The pollster found an interesting sample: those surveyed tended to be educated (20 percent have advanced degrees like M.D.s and Ph.D.s) and almost half are left-leaning (49.6 percent said they were “very liberal” or “somewhat liberal”). You can read the survey results here in PDF.
- The county is looking to donate property to the state so it can build a 17-story court complex downtown. (U-T)
- The LAT looks at Hollywood’s grisly Museum of Death, which used to be housed in downtown San Diego and displays mementos of the Heaven’s Gate mass suicides.
- The LAT also examines school-dance dress codes and notes that Rancho Bernardo High has strict rules regarding northern and southern exposure. One regulation: dresses can’t show cleavage. No word on what happens if chubby guys wear tight shirts with low necklines.
Finally, a bit of history: today is the 80th anniversary of the 1929 stock market crash that ushered in the Great Depression.
The Hollywood newspaper Variety had the next day’s most famous headline: “Wall St. Lays an Egg.” But at the time, San Diego’s newspapers didn’t realize the importance of Black Tuesday and gave it less-than-sensational coverage.

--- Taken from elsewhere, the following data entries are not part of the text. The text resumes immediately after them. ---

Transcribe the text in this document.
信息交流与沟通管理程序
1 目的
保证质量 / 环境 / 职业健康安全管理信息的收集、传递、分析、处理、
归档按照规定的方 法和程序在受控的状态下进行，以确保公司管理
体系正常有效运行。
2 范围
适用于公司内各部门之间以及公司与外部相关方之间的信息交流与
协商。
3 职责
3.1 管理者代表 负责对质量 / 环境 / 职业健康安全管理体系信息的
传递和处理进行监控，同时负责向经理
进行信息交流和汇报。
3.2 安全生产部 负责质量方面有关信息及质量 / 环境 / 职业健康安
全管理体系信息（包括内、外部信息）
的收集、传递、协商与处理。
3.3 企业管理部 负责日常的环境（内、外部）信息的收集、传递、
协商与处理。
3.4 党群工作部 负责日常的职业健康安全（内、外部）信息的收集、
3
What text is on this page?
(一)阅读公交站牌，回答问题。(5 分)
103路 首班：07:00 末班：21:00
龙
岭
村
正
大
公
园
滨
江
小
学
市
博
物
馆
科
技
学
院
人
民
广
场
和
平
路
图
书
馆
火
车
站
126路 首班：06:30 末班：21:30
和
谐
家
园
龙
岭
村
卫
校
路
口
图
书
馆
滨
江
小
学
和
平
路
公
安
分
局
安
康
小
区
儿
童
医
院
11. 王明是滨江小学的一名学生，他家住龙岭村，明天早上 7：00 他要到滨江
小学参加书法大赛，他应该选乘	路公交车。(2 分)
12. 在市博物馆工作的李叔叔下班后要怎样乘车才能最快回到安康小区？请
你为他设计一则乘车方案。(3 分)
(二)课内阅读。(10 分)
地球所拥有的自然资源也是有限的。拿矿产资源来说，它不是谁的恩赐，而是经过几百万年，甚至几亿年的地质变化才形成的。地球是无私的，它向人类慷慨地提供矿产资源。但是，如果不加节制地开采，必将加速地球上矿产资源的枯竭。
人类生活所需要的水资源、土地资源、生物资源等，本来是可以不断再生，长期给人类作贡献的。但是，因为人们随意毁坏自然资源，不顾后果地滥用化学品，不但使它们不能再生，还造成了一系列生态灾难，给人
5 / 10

The San Diego Union, for example, found bigger news to report the next morning in an eight-column front-page headline: “Call Local Officials in Federal Quiz.” Catchy! (You can see the front page here.)
The mayor, police chief and coroner had been called to testify in a case alleging a police raid on bootleggers had been fixed.
San Diego city officials called to testify in court? Imagine!